Korea Gas raised $500 million on Monday night, giving Asian bond investors their first chance to buy new investment-grade paper since US Federal Reserve chairman Ben Bernanke spooked markets into fearing an end to government asset purchases.

Bernanke’s comments drove rates higher on longer-dated instruments and created enough volatility to make the market too risky for regular borrowers in Asia. Rates have calmed since then and are still at extremely attractive levels for issuers.

There is also plenty of demand from investors keen to deploy capital, as Kogas demonstrated. Total demand for the deal is said to have exceeded $6 billion.
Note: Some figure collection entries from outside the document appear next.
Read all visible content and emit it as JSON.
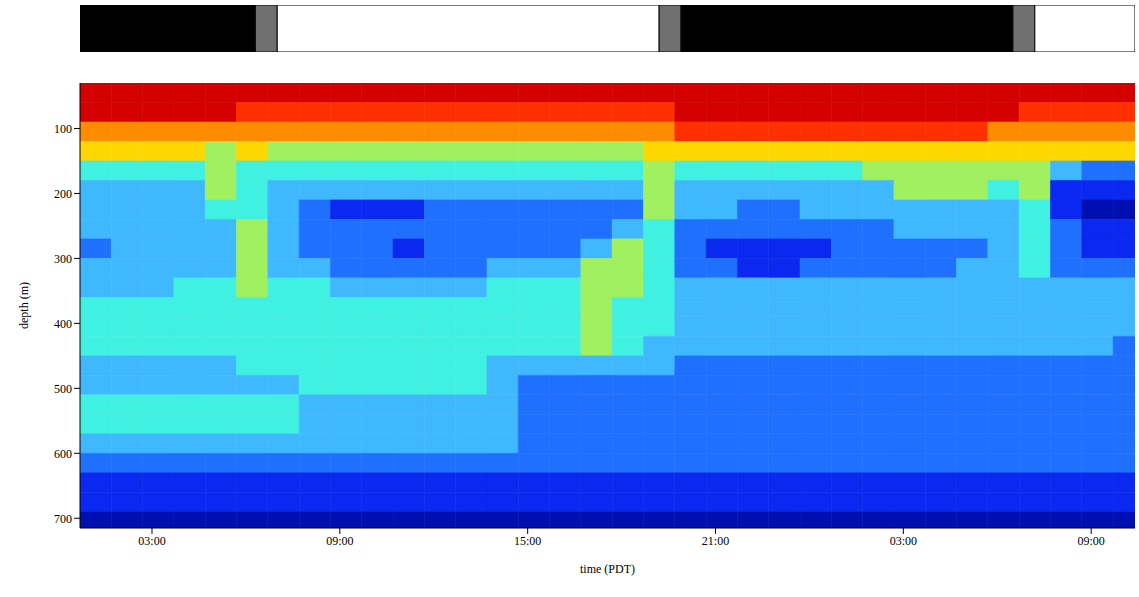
{
  "chart_data": {
    "type": "heatmap",
    "x_label": "time (PDT)",
    "y_label": "depth (m)",
    "xlim": [
      0.7,
      34.4
    ],
    "xticks": [
      {
        "value": 3,
        "label": "03:00"
      },
      {
        "value": 9,
        "label": "09:00"
      },
      {
        "value": 15,
        "label": "15:00"
      },
      {
        "value": 21,
        "label": "21:00"
      },
      {
        "value": 27,
        "label": "03:00"
      },
      {
        "value": 33,
        "label": "09:00"
      }
    ],
    "ylim": [
      30,
      715
    ],
    "yticks": [
      100,
      200,
      300,
      400,
      500,
      600,
      700
    ],
    "light_periods": [
      {
        "start": 0.7,
        "end": 6.3,
        "color": "#000000"
      },
      {
        "start": 6.3,
        "end": 7.0,
        "color": "#707070"
      },
      {
        "start": 7.0,
        "end": 19.2,
        "color": "#ffffff"
      },
      {
        "start": 19.2,
        "end": 19.9,
        "color": "#707070"
      },
      {
        "start": 19.9,
        "end": 30.5,
        "color": "#000000"
      },
      {
        "start": 30.5,
        "end": 31.2,
        "color": "#707070"
      },
      {
        "start": 31.2,
        "end": 34.4,
        "color": "#ffffff"
      }
    ],
    "level_colors": [
      "#d40000",
      "#ff3000",
      "#ff8c00",
      "#ffd700",
      "#a0f060",
      "#40f0e0",
      "#40b8ff",
      "#2070ff",
      "#0a28f0",
      "#0010b0"
    ],
    "x_edges": [
      0.7,
      1.7,
      2.7,
      3.7,
      4.7,
      5.7,
      6.7,
      7.7,
      8.7,
      9.7,
      10.7,
      11.7,
      12.7,
      13.7,
      14.7,
      15.7,
      16.7,
      17.7,
      18.7,
      19.7,
      20.7,
      21.7,
      22.7,
      23.7,
      24.7,
      25.7,
      26.7,
      27.7,
      28.7,
      29.7,
      30.7,
      31.7,
      32.7,
      33.7,
      34.7
    ],
    "y_edges": [
      30,
      60,
      90,
      120,
      150,
      180,
      210,
      240,
      270,
      300,
      330,
      360,
      390,
      420,
      450,
      480,
      510,
      540,
      570,
      600,
      630,
      660,
      690,
      720
    ],
    "cells": [
      [
        0,
        0,
        2,
        3,
        5,
        6,
        6,
        6,
        7,
        6,
        6,
        5,
        5,
        5,
        6,
        6,
        5,
        5,
        6,
        7,
        8,
        8,
        9
      ],
      [
        0,
        0,
        2,
        3,
        5,
        6,
        6,
        6,
        6,
        6,
        6,
        5,
        5,
        5,
        6,
        6,
        5,
        5,
        6,
        7,
        8,
        8,
        9
      ],
      [
        0,
        0,
        2,
        3,
        5,
        6,
        6,
        6,
        6,
        6,
        6,
        5,
        5,
        5,
        6,
        6,
        5,
        5,
        6,
        7,
        8,
        8,
        9
      ],
      [
        0,
        0,
        2,
        3,
        5,
        6,
        6,
        6,
        6,
        6,
        5,
        5,
        5,
        5,
        6,
        6,
        5,
        5,
        6,
        7,
        8,
        8,
        9
      ],
      [
        0,
        0,
        2,
        4,
        4,
        4,
        5,
        6,
        6,
        6,
        5,
        5,
        5,
        5,
        6,
        6,
        5,
        5,
        6,
        7,
        8,
        8,
        9
      ],
      [
        0,
        1,
        2,
        3,
        5,
        5,
        5,
        4,
        4,
        4,
        4,
        5,
        5,
        5,
        5,
        6,
        5,
        5,
        6,
        7,
        8,
        8,
        9
      ],
      [
        0,
        1,
        2,
        4,
        5,
        6,
        6,
        6,
        6,
        6,
        5,
        5,
        5,
        5,
        5,
        6,
        5,
        5,
        6,
        7,
        8,
        8,
        9
      ],
      [
        0,
        1,
        2,
        4,
        5,
        6,
        7,
        7,
        7,
        6,
        5,
        5,
        5,
        5,
        5,
        5,
        6,
        6,
        6,
        7,
        8,
        8,
        9
      ],
      [
        0,
        1,
        2,
        4,
        5,
        6,
        8,
        7,
        7,
        7,
        6,
        5,
        5,
        5,
        5,
        5,
        6,
        6,
        6,
        7,
        8,
        8,
        9
      ],
      [
        0,
        1,
        2,
        4,
        5,
        6,
        8,
        7,
        7,
        7,
        6,
        5,
        5,
        5,
        5,
        5,
        6,
        6,
        6,
        7,
        8,
        8,
        9
      ],
      [
        0,
        1,
        2,
        4,
        5,
        6,
        8,
        7,
        8,
        7,
        6,
        5,
        5,
        5,
        5,
        5,
        6,
        6,
        6,
        7,
        8,
        8,
        9
      ],
      [
        0,
        1,
        2,
        4,
        5,
        6,
        7,
        7,
        7,
        7,
        6,
        5,
        5,
        5,
        5,
        5,
        6,
        6,
        6,
        7,
        8,
        8,
        9
      ],
      [
        0,
        1,
        2,
        4,
        5,
        6,
        7,
        7,
        7,
        7,
        6,
        5,
        5,
        5,
        5,
        5,
        6,
        6,
        6,
        7,
        8,
        8,
        9
      ],
      [
        0,
        1,
        2,
        4,
        5,
        6,
        7,
        7,
        7,
        6,
        5,
        5,
        5,
        5,
        6,
        6,
        6,
        6,
        6,
        7,
        8,
        8,
        9
      ],
      [
        0,
        1,
        2,
        4,
        5,
        6,
        7,
        7,
        7,
        6,
        5,
        5,
        5,
        5,
        6,
        7,
        7,
        7,
        7,
        7,
        8,
        8,
        9
      ],
      [
        0,
        1,
        2,
        4,
        5,
        6,
        7,
        7,
        7,
        6,
        5,
        5,
        5,
        5,
        6,
        7,
        7,
        7,
        7,
        7,
        8,
        8,
        9
      ],
      [
        0,
        1,
        2,
        4,
        5,
        6,
        7,
        7,
        6,
        4,
        4,
        4,
        4,
        4,
        6,
        7,
        7,
        7,
        7,
        7,
        8,
        8,
        9
      ],
      [
        0,
        1,
        2,
        4,
        5,
        6,
        7,
        6,
        4,
        4,
        4,
        5,
        5,
        5,
        6,
        7,
        7,
        7,
        7,
        7,
        8,
        8,
        9
      ],
      [
        0,
        1,
        2,
        3,
        4,
        4,
        4,
        5,
        5,
        5,
        5,
        5,
        5,
        6,
        6,
        7,
        7,
        7,
        7,
        7,
        8,
        8,
        9
      ],
      [
        0,
        0,
        1,
        3,
        5,
        6,
        6,
        7,
        7,
        7,
        6,
        6,
        6,
        6,
        7,
        7,
        7,
        7,
        7,
        7,
        8,
        8,
        9
      ],
      [
        0,
        0,
        1,
        3,
        5,
        6,
        6,
        7,
        8,
        7,
        6,
        6,
        6,
        6,
        7,
        7,
        7,
        7,
        7,
        7,
        8,
        8,
        9
      ],
      [
        0,
        0,
        1,
        3,
        5,
        6,
        7,
        7,
        8,
        8,
        6,
        6,
        6,
        6,
        7,
        7,
        7,
        7,
        7,
        7,
        8,
        8,
        9
      ],
      [
        0,
        0,
        1,
        3,
        5,
        6,
        7,
        7,
        8,
        8,
        6,
        6,
        6,
        6,
        7,
        7,
        7,
        7,
        7,
        7,
        8,
        8,
        9
      ],
      [
        0,
        0,
        1,
        3,
        5,
        6,
        6,
        7,
        8,
        7,
        6,
        6,
        6,
        6,
        7,
        7,
        7,
        7,
        7,
        7,
        8,
        8,
        9
      ],
      [
        0,
        0,
        1,
        3,
        5,
        6,
        6,
        7,
        7,
        7,
        6,
        6,
        6,
        6,
        7,
        7,
        7,
        7,
        7,
        7,
        8,
        8,
        9
      ],
      [
        0,
        0,
        1,
        3,
        4,
        6,
        6,
        7,
        7,
        7,
        6,
        6,
        6,
        6,
        7,
        7,
        7,
        7,
        7,
        7,
        8,
        8,
        9
      ],
      [
        0,
        0,
        1,
        3,
        4,
        4,
        6,
        6,
        7,
        7,
        6,
        6,
        6,
        6,
        7,
        7,
        7,
        7,
        7,
        7,
        8,
        8,
        9
      ],
      [
        0,
        0,
        1,
        3,
        4,
        4,
        6,
        6,
        7,
        7,
        6,
        6,
        6,
        6,
        7,
        7,
        7,
        7,
        7,
        7,
        8,
        8,
        9
      ],
      [
        0,
        0,
        1,
        3,
        4,
        4,
        6,
        6,
        7,
        6,
        6,
        6,
        6,
        6,
        7,
        7,
        7,
        7,
        7,
        7,
        8,
        8,
        9
      ],
      [
        0,
        0,
        2,
        3,
        4,
        5,
        6,
        6,
        6,
        6,
        6,
        6,
        6,
        6,
        7,
        7,
        7,
        7,
        7,
        7,
        8,
        8,
        9
      ],
      [
        0,
        1,
        2,
        3,
        4,
        4,
        5,
        5,
        5,
        5,
        6,
        6,
        6,
        6,
        7,
        7,
        7,
        7,
        7,
        7,
        8,
        8,
        9
      ],
      [
        0,
        1,
        2,
        3,
        6,
        8,
        8,
        7,
        7,
        7,
        6,
        6,
        6,
        6,
        7,
        7,
        7,
        7,
        7,
        7,
        8,
        8,
        9
      ],
      [
        0,
        1,
        2,
        3,
        7,
        8,
        9,
        8,
        8,
        7,
        6,
        6,
        6,
        6,
        7,
        7,
        7,
        7,
        7,
        7,
        8,
        8,
        9
      ],
      [
        0,
        1,
        2,
        3,
        7,
        8,
        9,
        8,
        8,
        7,
        6,
        6,
        6,
        7,
        7,
        7,
        7,
        7,
        7,
        7,
        8,
        8,
        9
      ]
    ]
  }
}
The strong response was partly down to initial investor-friendly price guidance of 190bp over US treasuries for a five-year benchmark-sized deal ($500 million or more). Some investors might even have considered that a fair price given the 50bp to 60bp new-issue premium paid by the Republic of Indonesia on its most recent issue a couple of weeks ago.

However, Kogas did not have to pay that kind of price. The level of demand allowed the Korean LNG importer to tighten pricing considerably to 168bp, which represents a roughly 10bp new-issue premium over its existing 2017 bonds. The price tightened further in secondary trading, moving to around 155bp by yesterday morning.
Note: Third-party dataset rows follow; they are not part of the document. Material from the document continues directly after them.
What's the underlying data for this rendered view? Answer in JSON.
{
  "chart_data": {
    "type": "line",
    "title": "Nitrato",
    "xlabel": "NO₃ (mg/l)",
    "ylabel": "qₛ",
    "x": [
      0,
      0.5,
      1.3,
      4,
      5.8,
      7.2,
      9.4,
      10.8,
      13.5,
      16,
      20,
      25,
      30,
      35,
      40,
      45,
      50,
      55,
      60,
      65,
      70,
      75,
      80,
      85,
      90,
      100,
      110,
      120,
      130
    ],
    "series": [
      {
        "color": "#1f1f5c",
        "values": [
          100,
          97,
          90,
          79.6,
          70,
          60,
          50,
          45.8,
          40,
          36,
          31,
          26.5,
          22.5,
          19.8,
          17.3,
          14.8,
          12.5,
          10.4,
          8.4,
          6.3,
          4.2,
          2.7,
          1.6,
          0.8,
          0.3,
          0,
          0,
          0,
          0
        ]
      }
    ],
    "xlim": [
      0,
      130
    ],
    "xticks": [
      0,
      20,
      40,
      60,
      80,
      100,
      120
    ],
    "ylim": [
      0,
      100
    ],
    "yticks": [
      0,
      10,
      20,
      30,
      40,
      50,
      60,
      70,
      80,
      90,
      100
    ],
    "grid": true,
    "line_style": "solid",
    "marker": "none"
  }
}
“It’s been a long time,” said one debt banker. “There have been almost no deals going into the Asian investor base. The market would definitely like to see more of these types of deals to rebuild confidence in the market.”

Other issuers are likely to follow before the market pauses during August, said the banker. “Despite the rate move, we’re still at very attractive long-term yield levels for issuers.”

The bonds were distributed to 415 accounts, 44% in Asia ex-Japan, 20% in Europe and 36% in the US, where professional investors were able to buy the deal under the SEC’s Rule 144a.

By account type, 66% went to fund managers, 13% to banks, 9% to central banks and sovereign wealth funds, 8% to insurers and 4% to private banks.

Kogas is rated A1 by Moody’s, A+ by Standard & Poor’s and AA- by Fitch.

Kogas is a government-owned supplier of LNG to power-generation plants, gas-utility companies and city gas companies throughout the country.

The joint bookrunners were Bank of America Merrill Lynch, Credit Suisse, Deutsche Bank, Goldman Sachs and HSBC.